You're claiming the following is not sectarian:
This was how Marx and Engels conceived of their “stateless” end goal — a massive bureaucracy that would govern every cog in every machine all across the communist world. A government by any reasonable definition and therefor completely and absolutely incompatible with anarchy.
How this new “administration of things” government would manage to be uniquely liberatory is anyone’s guess, as neither Marx nor Engels chose to elaborate in much detail on what they presented as their final solution to oppressive power relations beyond what I’ve described in this essay. As usual, the Marxist inability to grapple with oppressive hierarchical constructs that reach beyond the narrow boss/worker relationship shows that they’re not even on the same playing field as anarchists, who refuse to simply patch up the leaks in the system with used chewing gum and call it a day.

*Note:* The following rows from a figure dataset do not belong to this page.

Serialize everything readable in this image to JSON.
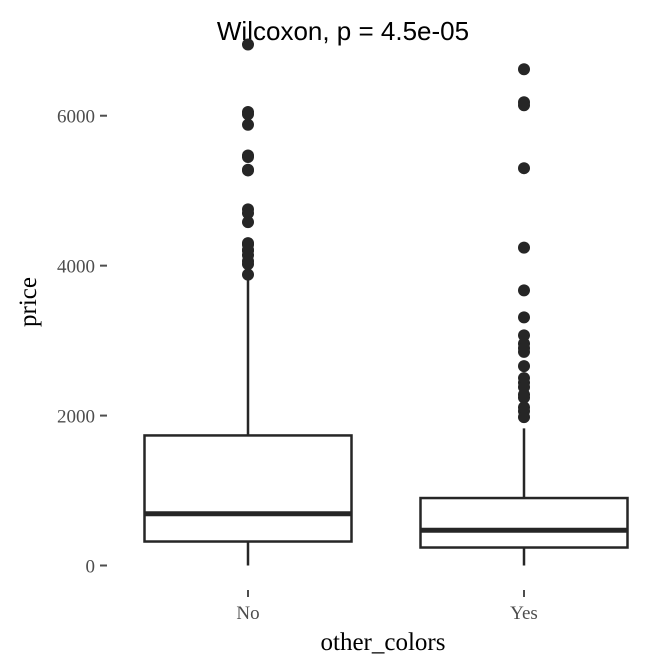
{
  "chart_data": {
    "type": "boxplot",
    "title": "Wilcoxon, p = 4.5e-05",
    "xlabel": "other_colors",
    "ylabel": "price",
    "categories": [
      "No",
      "Yes"
    ],
    "y_ticks": [
      0,
      2000,
      4000,
      6000
    ],
    "y_tick_labels": [
      "0",
      "2000",
      "4000",
      "6000"
    ],
    "ylim": [
      -300,
      7050
    ],
    "grid": false,
    "boxes": [
      {
        "category": "No",
        "whisker_low": 0,
        "q1": 320,
        "median": 690,
        "q3": 1735,
        "whisker_high": 3850,
        "outliers": [
          6950,
          6050,
          6020,
          5880,
          5470,
          5450,
          5280,
          5270,
          4750,
          4700,
          4580,
          4300,
          4280,
          4210,
          4200,
          4140,
          4060,
          4020,
          3880
        ]
      },
      {
        "category": "Yes",
        "whisker_low": 0,
        "q1": 240,
        "median": 470,
        "q3": 900,
        "whisker_high": 1830,
        "outliers": [
          6620,
          6180,
          6140,
          5300,
          4240,
          3670,
          3310,
          3070,
          2960,
          2900,
          2850,
          2660,
          2500,
          2440,
          2380,
          2280,
          2240,
          2110,
          2060,
          1980
        ]
      }
    ],
    "colors": {
      "box_line": "#262626",
      "box_fill": "#ffffff",
      "points": "#262626",
      "ticks": "#4d4d4d"
    }
  }
}
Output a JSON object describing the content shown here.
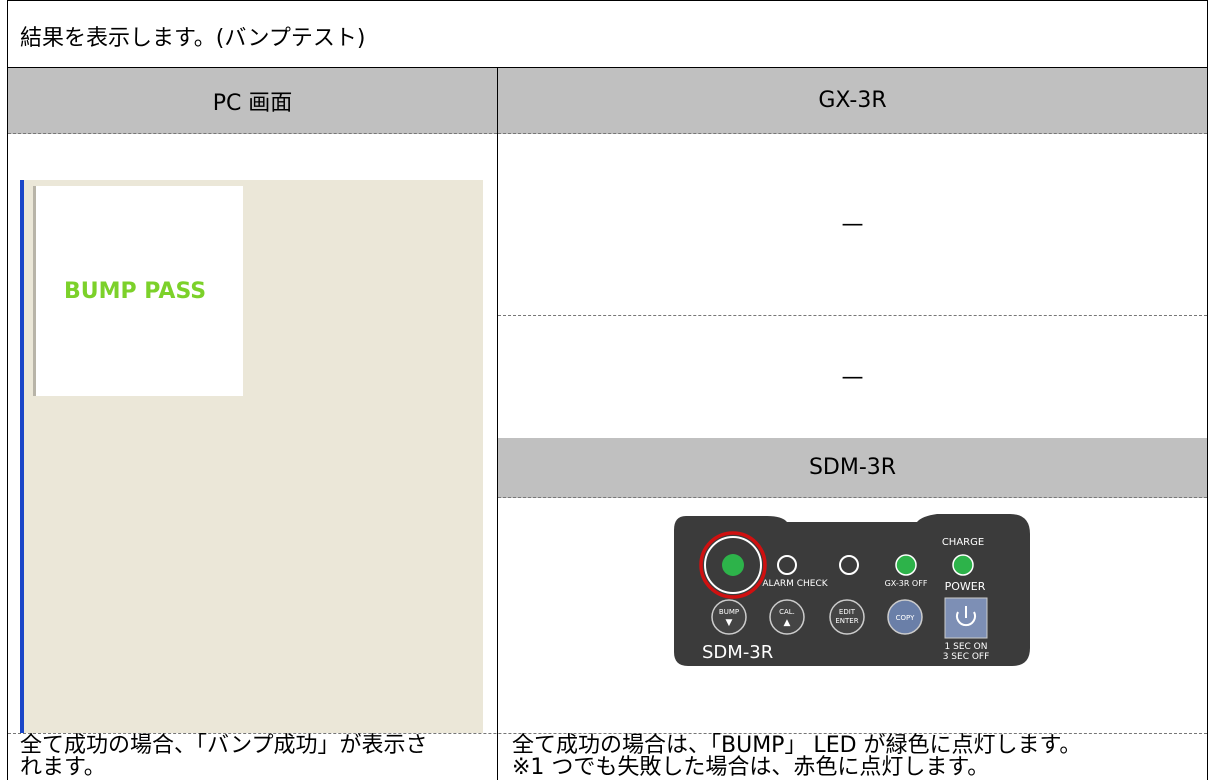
{
  "title": "結果を表示します。(バンプテスト)",
  "headers": {
    "pc": "PC 画面",
    "gx": "GX-3R",
    "sdm": "SDM-3R"
  },
  "pc_screen": {
    "message": "BUMP PASS"
  },
  "gx_cells": [
    "—",
    "—"
  ],
  "device": {
    "charge": "CHARGE",
    "alarm_check": "ALARM CHECK",
    "gx_off": "GX-3R OFF",
    "power": "POWER",
    "buttons": [
      [
        "BUMP",
        "▼"
      ],
      [
        "CAL.",
        "▲"
      ],
      [
        "EDIT",
        "ENTER"
      ],
      [
        "COPY"
      ]
    ],
    "model": "SDM-3R",
    "power_note": [
      "1 SEC ON",
      "3 SEC OFF"
    ]
  },
  "notes": {
    "pc": [
      "全て成功の場合、「バンプ成功」が表示さ",
      "れます。"
    ],
    "sdm": [
      "全て成功の場合は、「BUMP」 LED が緑色に点灯します。",
      "※1 つでも失敗した場合は、赤色に点灯します。"
    ]
  }
}
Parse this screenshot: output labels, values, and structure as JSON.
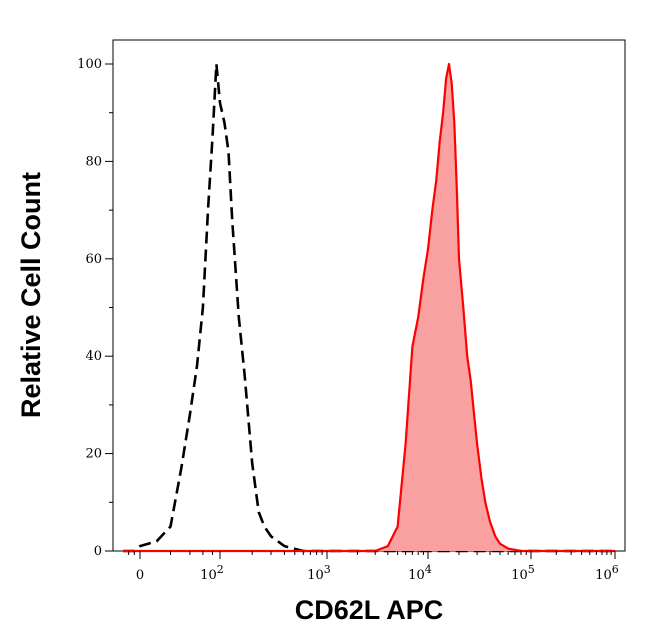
{
  "chart_data": {
    "type": "area",
    "xlabel": "CD62L APC",
    "ylabel": "Relative Cell Count",
    "x_scale": "biexponential",
    "ylim": [
      0,
      105
    ],
    "grid": false,
    "x_ticks": [
      {
        "value": 0,
        "base": "0",
        "exp": ""
      },
      {
        "value": 100,
        "base": "10",
        "exp": "2"
      },
      {
        "value": 1000,
        "base": "10",
        "exp": "3"
      },
      {
        "value": 10000,
        "base": "10",
        "exp": "4"
      },
      {
        "value": 100000,
        "base": "10",
        "exp": "5"
      },
      {
        "value": 1000000,
        "base": "10",
        "exp": "6"
      }
    ],
    "y_ticks": [
      0,
      20,
      40,
      60,
      80,
      100
    ],
    "series": [
      {
        "style": "dashed",
        "color": "#000000",
        "filled": false,
        "x": [
          -30,
          -10,
          0,
          10,
          20,
          30,
          40,
          50,
          60,
          70,
          80,
          90,
          100,
          110,
          120,
          130,
          150,
          170,
          200,
          230,
          260,
          300,
          400,
          600,
          1000,
          3000,
          10000,
          100000,
          1000000
        ],
        "y": [
          0,
          0,
          1,
          2,
          5,
          17,
          28,
          38,
          50,
          70,
          85,
          100,
          92,
          88,
          82,
          68,
          48,
          36,
          18,
          8,
          5,
          3,
          1,
          0,
          0,
          0,
          0,
          0,
          0
        ]
      },
      {
        "style": "solid",
        "color": "#ff0000",
        "fill": "#f9a0a0",
        "filled": true,
        "x": [
          -30,
          0,
          100,
          1000,
          3000,
          4000,
          5000,
          6000,
          7000,
          8000,
          9000,
          10000,
          11000,
          12000,
          13000,
          14000,
          15000,
          16000,
          17000,
          18000,
          19000,
          20000,
          22000,
          24000,
          26000,
          28000,
          30000,
          33000,
          36000,
          40000,
          45000,
          50000,
          60000,
          80000,
          100000,
          1000000
        ],
        "y": [
          0,
          0,
          0,
          0,
          0,
          1,
          5,
          22,
          42,
          48,
          56,
          62,
          70,
          76,
          84,
          90,
          97,
          100,
          96,
          88,
          75,
          60,
          50,
          40,
          35,
          28,
          22,
          15,
          10,
          6,
          3,
          1.5,
          0.5,
          0,
          0,
          0
        ]
      }
    ]
  }
}
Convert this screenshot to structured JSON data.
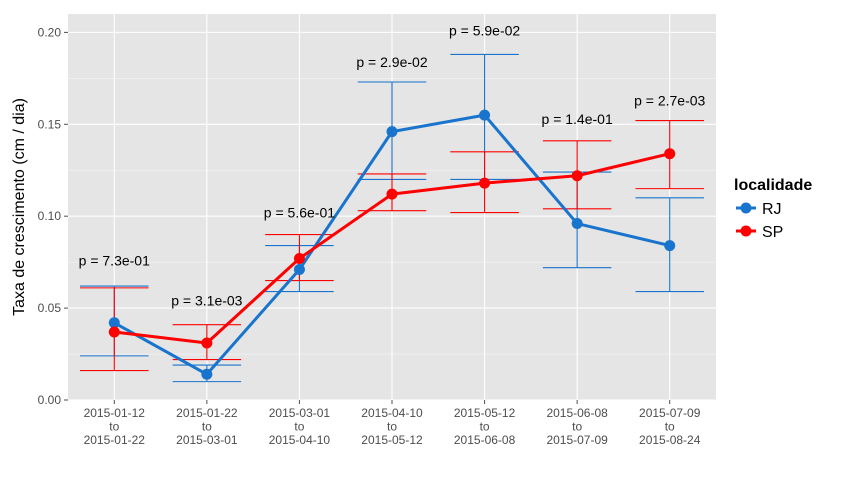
{
  "chart_data": {
    "type": "line",
    "title": "",
    "xlabel": "",
    "ylabel": "Taxa de crescimento (cm / dia)",
    "ylim": [
      0,
      0.21
    ],
    "yticks": [
      "0.00",
      "0.05",
      "0.10",
      "0.15",
      "0.20"
    ],
    "ytick_values": [
      0,
      0.05,
      0.1,
      0.15,
      0.2
    ],
    "categories": [
      [
        "2015-01-12",
        "to",
        "2015-01-22"
      ],
      [
        "2015-01-22",
        "to",
        "2015-03-01"
      ],
      [
        "2015-03-01",
        "to",
        "2015-04-10"
      ],
      [
        "2015-04-10",
        "to",
        "2015-05-12"
      ],
      [
        "2015-05-12",
        "to",
        "2015-06-08"
      ],
      [
        "2015-06-08",
        "to",
        "2015-07-09"
      ],
      [
        "2015-07-09",
        "to",
        "2015-08-24"
      ]
    ],
    "series": [
      {
        "name": "RJ",
        "color": "#1874CD",
        "values": [
          0.042,
          0.014,
          0.071,
          0.146,
          0.155,
          0.096,
          0.084
        ],
        "lower": [
          0.024,
          0.01,
          0.059,
          0.12,
          0.12,
          0.072,
          0.059
        ],
        "upper": [
          0.062,
          0.019,
          0.084,
          0.173,
          0.188,
          0.124,
          0.11
        ]
      },
      {
        "name": "SP",
        "color": "#FF0000",
        "values": [
          0.037,
          0.031,
          0.077,
          0.112,
          0.118,
          0.122,
          0.134
        ],
        "lower": [
          0.016,
          0.022,
          0.065,
          0.103,
          0.102,
          0.104,
          0.115
        ],
        "upper": [
          0.061,
          0.041,
          0.09,
          0.123,
          0.135,
          0.141,
          0.152
        ]
      }
    ],
    "annotations": [
      "p = 7.3e-01",
      "p = 3.1e-03",
      "p = 5.6e-01",
      "p = 2.9e-02",
      "p = 5.9e-02",
      "p = 1.4e-01",
      "p = 2.7e-03"
    ],
    "annotation_y": [
      0.076,
      0.054,
      0.102,
      0.184,
      0.201,
      0.153,
      0.163
    ],
    "legend": {
      "title": "localidade",
      "position": "right"
    },
    "grid": true,
    "panel_background": "#E5E5E5",
    "grid_color": "#FFFFFF"
  }
}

This absurd concept of an end-goal naturally led future Marxists like Lenin and Stalin to commit all manner of atrocities in the name of progressing to the mythic final stage of Marxism whereupon the bureaucrats somehow create world peace by governing the things people use and need to survive, rather than by governing the people themselves.
If it doesn’t make sense to you, you’re a lot more astute than the learned Marxist historians who try to affix themselves to anarchist discourse. They’ve fully embraced and internalized this supposed end goal and decided it’s not only a logical train of thought, but is the ideal anarchists ought to also strive for.
Exactly! If you're going to write essays disagreeing with a thing, you gotta read (and understand) the thing you're disagreeing with!